Low prevalence of the metabolic syndrome but high occurrence of various metabolic disorders in Chinese women with polycystic ovary syndrome.

Eur J Endocrinol

Department of Obstetrics and Gynecology, The Second Affiliated Hospital, Sun Yat-Sen University, No. 107, Yanjiang Road, Guangzhou, Guangdong 510120, People's Republic of China.

Published: September 2009

Objective: Variations in the prevalence of metabolic syndrome (MetS) among women with polycystic ovary syndrome (PCOS) in different races were reported. We sought to report this prevalence and its components in Chinese women with PCOS and compared these characteristics with healthy controls.

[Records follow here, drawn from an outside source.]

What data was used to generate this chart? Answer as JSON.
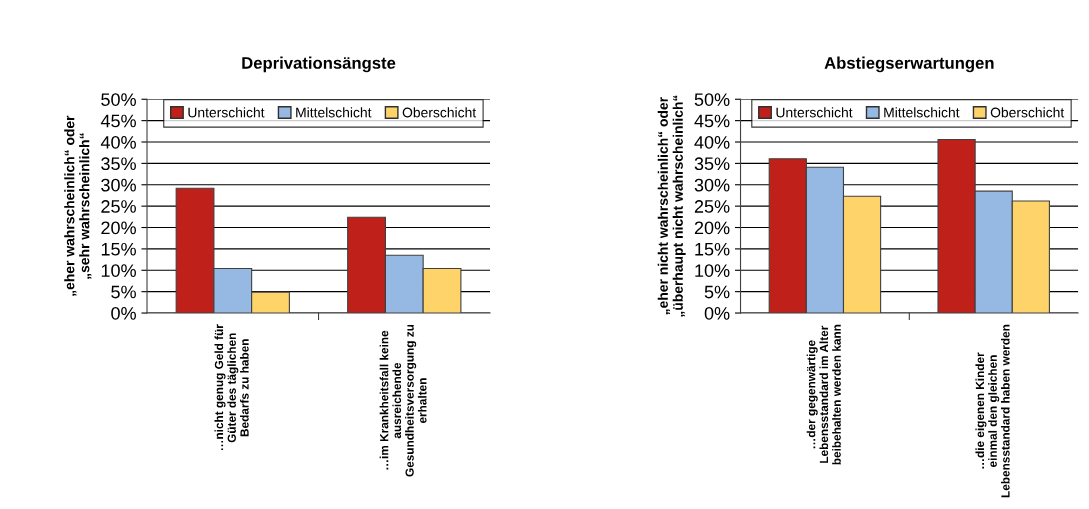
{
  "chart_data": [
    {
      "type": "bar",
      "title": "Deprivationsängste",
      "ylabel": "„eher wahrscheinlich“ oder\n„sehr wahrscheinlich“",
      "categories": [
        "…nicht genug Geld für\nGüter des täglichen\nBedarfs zu haben",
        "…im Krankheitsfall keine\nausreichende\nGesundheitsversorgung zu\nerhalten"
      ],
      "series": [
        {
          "name": "Unterschicht",
          "color": "#c0201a",
          "values": [
            29.2,
            22.4
          ]
        },
        {
          "name": "Mittelschicht",
          "color": "#95b9e3",
          "values": [
            10.4,
            13.5
          ]
        },
        {
          "name": "Oberschicht",
          "color": "#fed46a",
          "values": [
            4.9,
            10.4
          ]
        }
      ],
      "ylim": [
        0,
        50
      ],
      "yticks": [
        {
          "value": 0,
          "label": "0%"
        },
        {
          "value": 5,
          "label": "5%"
        },
        {
          "value": 10,
          "label": "10%"
        },
        {
          "value": 15,
          "label": "15%"
        },
        {
          "value": 20,
          "label": "20%"
        },
        {
          "value": 25,
          "label": "25%"
        },
        {
          "value": 30,
          "label": "30%"
        },
        {
          "value": 35,
          "label": "35%"
        },
        {
          "value": 40,
          "label": "40%"
        },
        {
          "value": 45,
          "label": "45%"
        },
        {
          "value": 50,
          "label": "50%"
        }
      ],
      "grid": "y",
      "legend": "top right"
    },
    {
      "type": "bar",
      "title": "Abstiegserwartungen",
      "ylabel": "„eher nicht wahrscheinlich“ oder\n„überhaupt nicht wahrscheinlich“",
      "categories": [
        "…der gegenwärtige\nLebensstandard im Alter\nbeibehalten werden kann",
        "…die eigenen Kinder\neinmal den gleichen\nLebensstandard haben werden"
      ],
      "series": [
        {
          "name": "Unterschicht",
          "color": "#c0201a",
          "values": [
            36.1,
            40.6
          ]
        },
        {
          "name": "Mittelschicht",
          "color": "#95b9e3",
          "values": [
            34.1,
            28.5
          ]
        },
        {
          "name": "Oberschicht",
          "color": "#fed46a",
          "values": [
            27.3,
            26.2
          ]
        }
      ],
      "ylim": [
        0,
        50
      ],
      "yticks": [
        {
          "value": 0,
          "label": "0%"
        },
        {
          "value": 5,
          "label": "5%"
        },
        {
          "value": 10,
          "label": "10%"
        },
        {
          "value": 15,
          "label": "15%"
        },
        {
          "value": 20,
          "label": "20%"
        },
        {
          "value": 25,
          "label": "25%"
        },
        {
          "value": 30,
          "label": "30%"
        },
        {
          "value": 35,
          "label": "35%"
        },
        {
          "value": 40,
          "label": "40%"
        },
        {
          "value": 45,
          "label": "45%"
        },
        {
          "value": 50,
          "label": "50%"
        }
      ],
      "grid": "y",
      "legend": "top right"
    }
  ]
}
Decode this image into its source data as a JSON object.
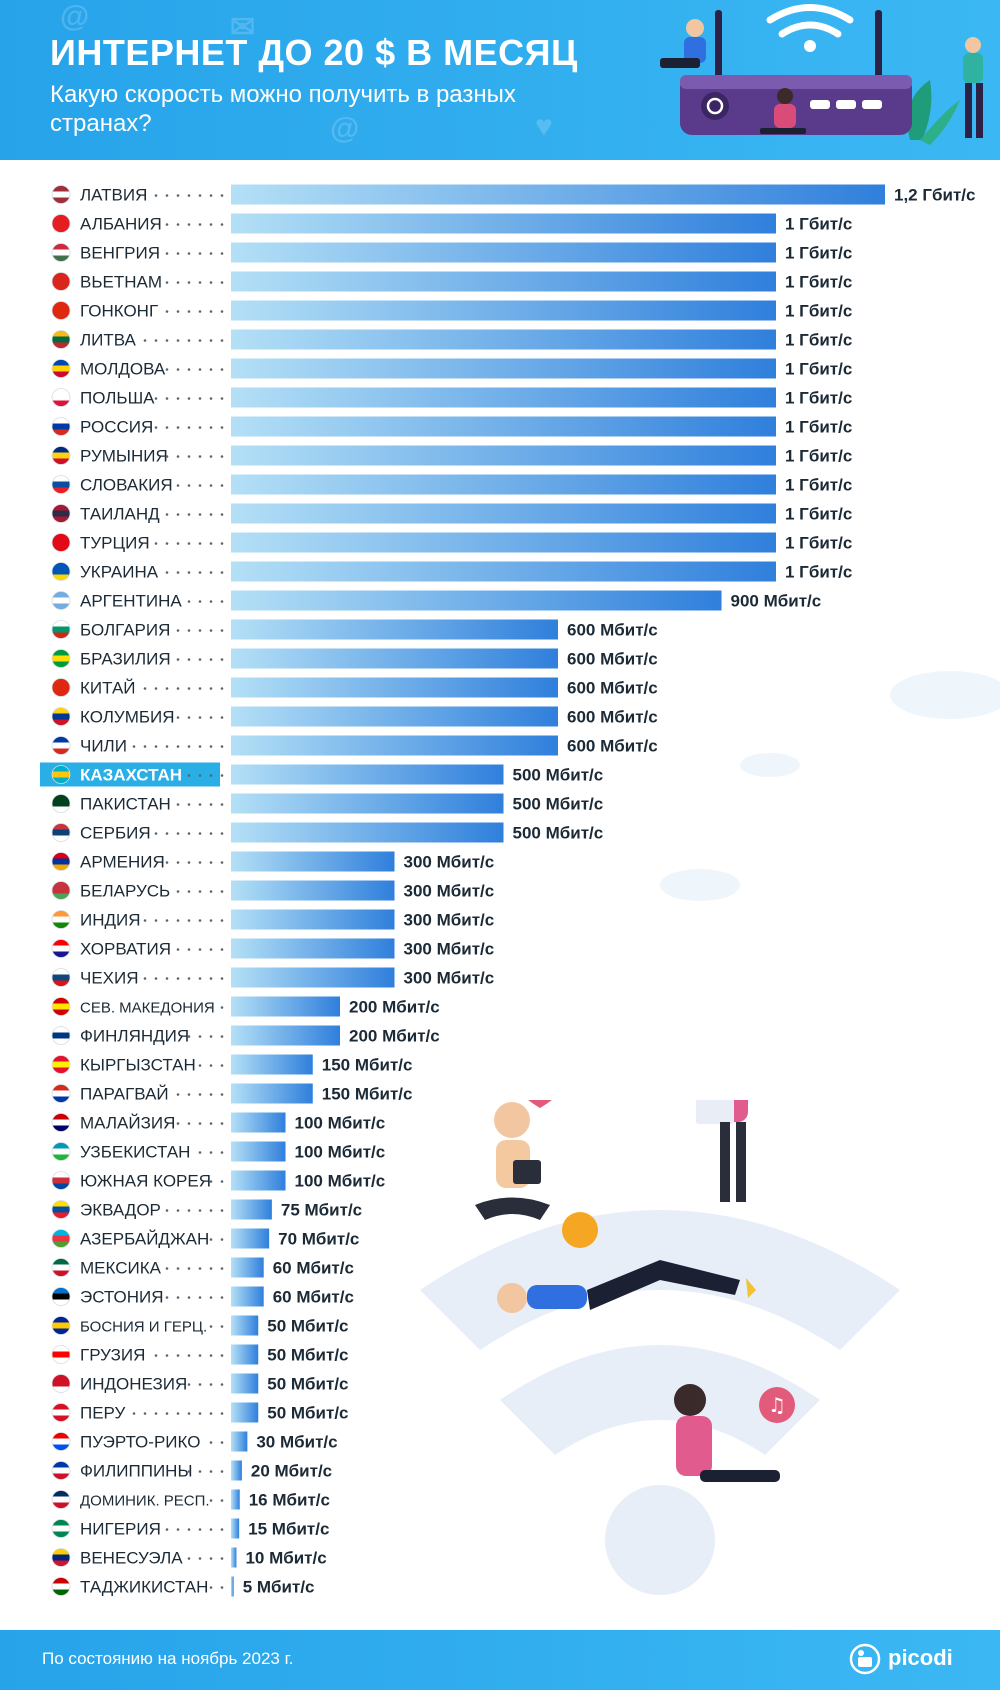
{
  "header": {
    "title": "ИНТЕРНЕТ ДО 20 $ В МЕСЯЦ",
    "subtitle": "Какую скорость можно получить в разных странах?"
  },
  "footer": {
    "note": "По состоянию на ноябрь 2023 г.",
    "brand": "picodi"
  },
  "colors": {
    "header_bg": "#2aa8ee",
    "bar_start": "#a9dbf4",
    "bar_end": "#2f7fdc",
    "highlight": "#29aee6",
    "label": "#1c2a36"
  },
  "chart_data": {
    "type": "bar",
    "orientation": "horizontal",
    "unit": "Мбит/с",
    "highlighted": "КАЗАХСТАН",
    "categories": [
      "ЛАТВИЯ",
      "АЛБАНИЯ",
      "ВЕНГРИЯ",
      "ВЬЕТНАМ",
      "ГОНКОНГ",
      "ЛИТВА",
      "МОЛДОВА",
      "ПОЛЬША",
      "РОССИЯ",
      "РУМЫНИЯ",
      "СЛОВАКИЯ",
      "ТАИЛАНД",
      "ТУРЦИЯ",
      "УКРАИНА",
      "АРГЕНТИНА",
      "БОЛГАРИЯ",
      "БРАЗИЛИЯ",
      "КИТАЙ",
      "КОЛУМБИЯ",
      "ЧИЛИ",
      "КАЗАХСТАН",
      "ПАКИСТАН",
      "СЕРБИЯ",
      "АРМЕНИЯ",
      "БЕЛАРУСЬ",
      "ИНДИЯ",
      "ХОРВАТИЯ",
      "ЧЕХИЯ",
      "СЕВ. МАКЕДОНИЯ",
      "ФИНЛЯНДИЯ",
      "КЫРГЫЗСТАН",
      "ПАРАГВАЙ",
      "МАЛАЙЗИЯ",
      "УЗБЕКИСТАН",
      "ЮЖНАЯ КОРЕЯ",
      "ЭКВАДОР",
      "АЗЕРБАЙДЖАН",
      "МЕКСИКА",
      "ЭСТОНИЯ",
      "БОСНИЯ И ГЕРЦ.",
      "ГРУЗИЯ",
      "ИНДОНЕЗИЯ",
      "ПЕРУ",
      "ПУЭРТО-РИКО",
      "ФИЛИППИНЫ",
      "ДОМИНИК. РЕСП.",
      "НИГЕРИЯ",
      "ВЕНЕСУЭЛА",
      "ТАДЖИКИСТАН"
    ],
    "values": [
      1200,
      1000,
      1000,
      1000,
      1000,
      1000,
      1000,
      1000,
      1000,
      1000,
      1000,
      1000,
      1000,
      1000,
      900,
      600,
      600,
      600,
      600,
      600,
      500,
      500,
      500,
      300,
      300,
      300,
      300,
      300,
      200,
      200,
      150,
      150,
      100,
      100,
      100,
      75,
      70,
      60,
      60,
      50,
      50,
      50,
      50,
      30,
      20,
      16,
      15,
      10,
      5
    ],
    "value_labels": [
      "1,2 Гбит/с",
      "1 Гбит/с",
      "1 Гбит/с",
      "1 Гбит/с",
      "1 Гбит/с",
      "1 Гбит/с",
      "1 Гбит/с",
      "1 Гбит/с",
      "1 Гбит/с",
      "1 Гбит/с",
      "1 Гбит/с",
      "1 Гбит/с",
      "1 Гбит/с",
      "1 Гбит/с",
      "900 Мбит/с",
      "600 Мбит/с",
      "600 Мбит/с",
      "600 Мбит/с",
      "600 Мбит/с",
      "600 Мбит/с",
      "500 Мбит/с",
      "500 Мбит/с",
      "500 Мбит/с",
      "300 Мбит/с",
      "300 Мбит/с",
      "300 Мбит/с",
      "300 Мбит/с",
      "300 Мбит/с",
      "200 Мбит/с",
      "200 Мбит/с",
      "150 Мбит/с",
      "150 Мбит/с",
      "100 Мбит/с",
      "100 Мбит/с",
      "100 Мбит/с",
      "75 Мбит/с",
      "70 Мбит/с",
      "60 Мбит/с",
      "60 Мбит/с",
      "50 Мбит/с",
      "50 Мбит/с",
      "50 Мбит/с",
      "50 Мбит/с",
      "30 Мбит/с",
      "20 Мбит/с",
      "16 Мбит/с",
      "15 Мбит/с",
      "10 Мбит/с",
      "5 Мбит/с"
    ],
    "flags": [
      [
        "#9e3039",
        "#ffffff",
        "#9e3039"
      ],
      [
        "#e41e20",
        "#e41e20",
        "#e41e20"
      ],
      [
        "#cd2a3e",
        "#ffffff",
        "#436f4d"
      ],
      [
        "#da251d",
        "#da251d",
        "#da251d"
      ],
      [
        "#de2910",
        "#de2910",
        "#de2910"
      ],
      [
        "#fdb913",
        "#006a44",
        "#c1272d"
      ],
      [
        "#0046ae",
        "#ffd200",
        "#cc092f"
      ],
      [
        "#ffffff",
        "#ffffff",
        "#dc143c"
      ],
      [
        "#ffffff",
        "#0039a6",
        "#d52b1e"
      ],
      [
        "#002b7f",
        "#fcd116",
        "#ce1126"
      ],
      [
        "#ffffff",
        "#0b4ea2",
        "#ee1c25"
      ],
      [
        "#a51931",
        "#2d2a4a",
        "#a51931"
      ],
      [
        "#e30a17",
        "#e30a17",
        "#e30a17"
      ],
      [
        "#0057b7",
        "#0057b7",
        "#ffd700"
      ],
      [
        "#74acdf",
        "#ffffff",
        "#74acdf"
      ],
      [
        "#ffffff",
        "#00966e",
        "#d62612"
      ],
      [
        "#009c3b",
        "#ffdf00",
        "#009c3b"
      ],
      [
        "#de2910",
        "#de2910",
        "#de2910"
      ],
      [
        "#fcd116",
        "#003893",
        "#ce1126"
      ],
      [
        "#0039a6",
        "#ffffff",
        "#d52b1e"
      ],
      [
        "#00afca",
        "#fec50c",
        "#00afca"
      ],
      [
        "#01411c",
        "#01411c",
        "#ffffff"
      ],
      [
        "#c6363c",
        "#0c4076",
        "#ffffff"
      ],
      [
        "#d90012",
        "#0033a0",
        "#f2a800"
      ],
      [
        "#c8313e",
        "#c8313e",
        "#4aa657"
      ],
      [
        "#ff9933",
        "#ffffff",
        "#138808"
      ],
      [
        "#ff0000",
        "#ffffff",
        "#171796"
      ],
      [
        "#ffffff",
        "#11457e",
        "#d7141a"
      ],
      [
        "#d20000",
        "#ffe600",
        "#d20000"
      ],
      [
        "#ffffff",
        "#003580",
        "#ffffff"
      ],
      [
        "#e8112d",
        "#ffef00",
        "#e8112d"
      ],
      [
        "#d52b1e",
        "#ffffff",
        "#0038a8"
      ],
      [
        "#cc0001",
        "#ffffff",
        "#010066"
      ],
      [
        "#0099b5",
        "#ffffff",
        "#1eb53a"
      ],
      [
        "#ffffff",
        "#cd2e3a",
        "#0047a0"
      ],
      [
        "#ffdd00",
        "#034ea2",
        "#ed1c24"
      ],
      [
        "#00b5e2",
        "#ef3340",
        "#509e2f"
      ],
      [
        "#006847",
        "#ffffff",
        "#ce1126"
      ],
      [
        "#0072ce",
        "#000000",
        "#ffffff"
      ],
      [
        "#002395",
        "#fecb00",
        "#002395"
      ],
      [
        "#ffffff",
        "#ff0000",
        "#ffffff"
      ],
      [
        "#ce1126",
        "#ce1126",
        "#ffffff"
      ],
      [
        "#d91023",
        "#ffffff",
        "#d91023"
      ],
      [
        "#ed0000",
        "#ffffff",
        "#0050f0"
      ],
      [
        "#0038a8",
        "#ffffff",
        "#ce1126"
      ],
      [
        "#002d62",
        "#ffffff",
        "#ce1126"
      ],
      [
        "#008751",
        "#ffffff",
        "#008751"
      ],
      [
        "#ffcc00",
        "#00247d",
        "#cf142b"
      ],
      [
        "#cc0000",
        "#ffffff",
        "#006600"
      ]
    ],
    "xlim": [
      0,
      1200
    ],
    "grid": false,
    "legend": "none"
  }
}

Design: Anthropometric measurements and biochemical parameters were evaluated in 578 PCOS patients diagnosed by the Rotterdam criteria and 281 age- and body mass index (BMI)-matched controls. International Diabetes Federation criteria for MetS were used.

Results: The prevalence of MetS was 16.8% in this study, and 60.7% of patients displayed at least one component of MetS. Among the patients, the rates of dyslipidemia, impaired fasting glucose, and elevated blood pressure were 41.6, 19.8, and 16.1% respectively; the rates of these corresponding components in age- and BMI-matched controls were 14.6, 5.3, and 5.7% respectively. In PCOS patients, the prevalence of MetS was 0.0, 3.9, 20.2, and 51.1% for four different BMI groups respectively; the prevalence of MetS was 7.3, 14.9, 24.2, and 42.4% in the four age groups respectively. Nearly 90% of patients diagnosed with MetS belonged to overweight and obese groups. BMI and age rather than free testosterone, free androgen index, fasting insulin, or sex hormone-binding globulin were included in formulation for predicting MetS according to multivariable logistic regression.

Conclusions: Low prevalence of MetS but high occurrence of various metabolic disorders was found in women with PCOS compared with age- and BMI-matched controls in this study. BMI and age appeared to contribute more to developing MetS than other parameters associated with insulin resistance or hyperandrogenism.